University students are currently exposed to high levels of academic stress, which negatively affects mental health and psychological well-being. Stress perception depends on individual appraisal processes and coping strategies, as well as emotional resources such as emotional intelligence, resilience, and self-esteem. However, few studies have jointly examined these variables across different academic disciplines. This study aimed to address the gap in comparative research between health sciences and computer engineering regarding academic stress and its emotional correlates. A cross-sectional study was conducted with a convenience sample of 277 1st-year students from a private university in Spain. Data were collected using validated scales (Academic Stress Coping Scale, Ryff, Connor-Davidson Resilience Scale, Rosenberg, and Trait Meta-Mood Scale 24). The study was approved by the Catholic University of Murcia Ethics Committee (code CE022402).
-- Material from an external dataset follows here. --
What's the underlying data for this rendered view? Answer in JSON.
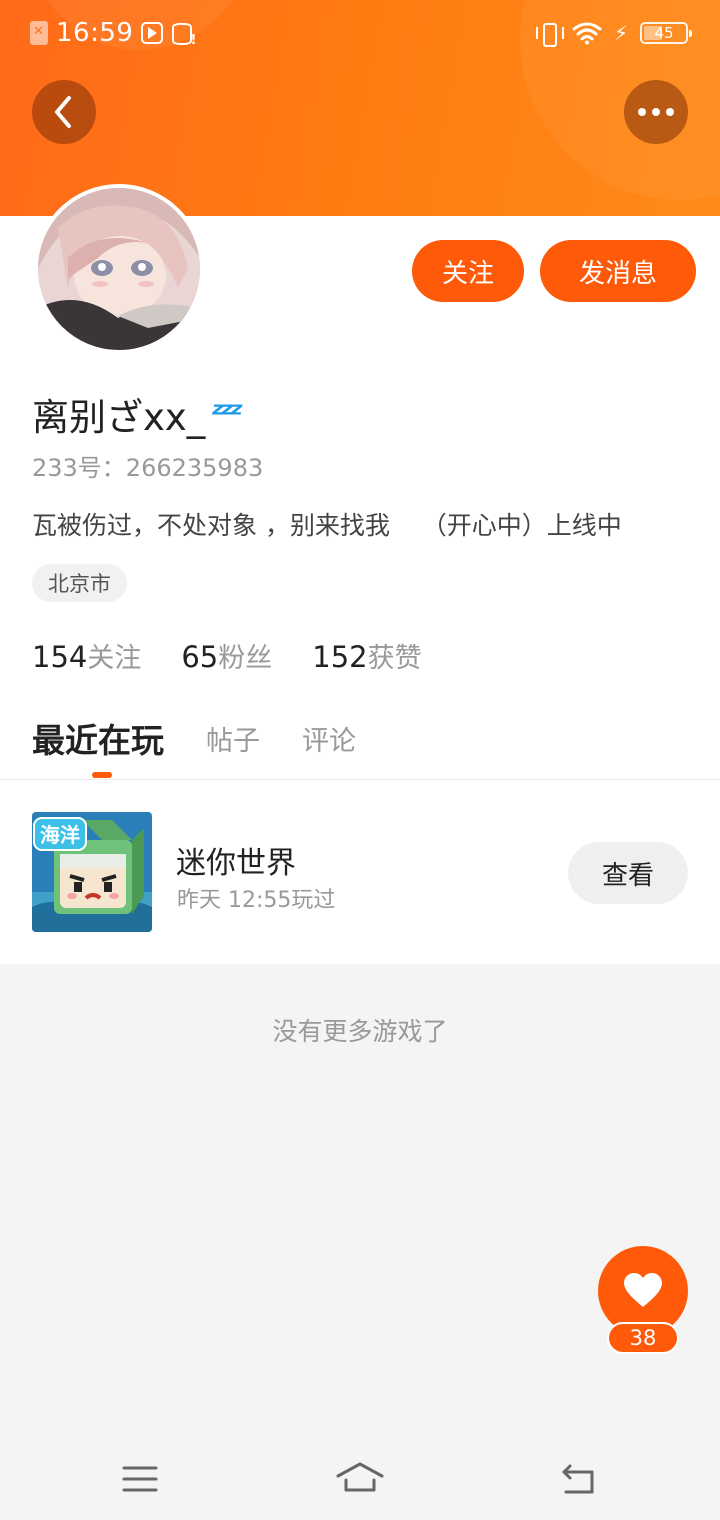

Participants completed a battery of validated questionnaires assessing perceived stress, coping strategies, emotional intelligence, resilience, self-esteem, and psychological well-being. Group comparisons and correlation analyses were performed using nonparametric tests. Health Sciences students reported significantly higher stress levels than computer engineering students (P < .05). Specifically, 37.25% of medicine students reported experiencing "a lot" of stress, compared to only 10.2% of computer engineering students. Nursing students showed the highest levels of psychological well-being, self-esteem, and resilience. Significant negative relationships were found between stress and positive reappraisal (r = -0.32, P < .01), resilience (r = -0.29, P < .01), self-esteem (r = -0.26, P < .01), and self-acceptance (r = -0.24, P < .01 mainly among nursing and physiotherapy students. Medicine students displayed lower emotional clarity (21.7 ± 7.7), which was positively associated with stress (r = 0.28, P < .05). The findings highlight discipline-specific differences in stress and emotional resources, underscoring the need for targeted university interventions. Specific programs to enhance resilience are recommended for physiotherapy students, while medicine students specifically require emotional clarity training to improve their coping skills and psychological well-being.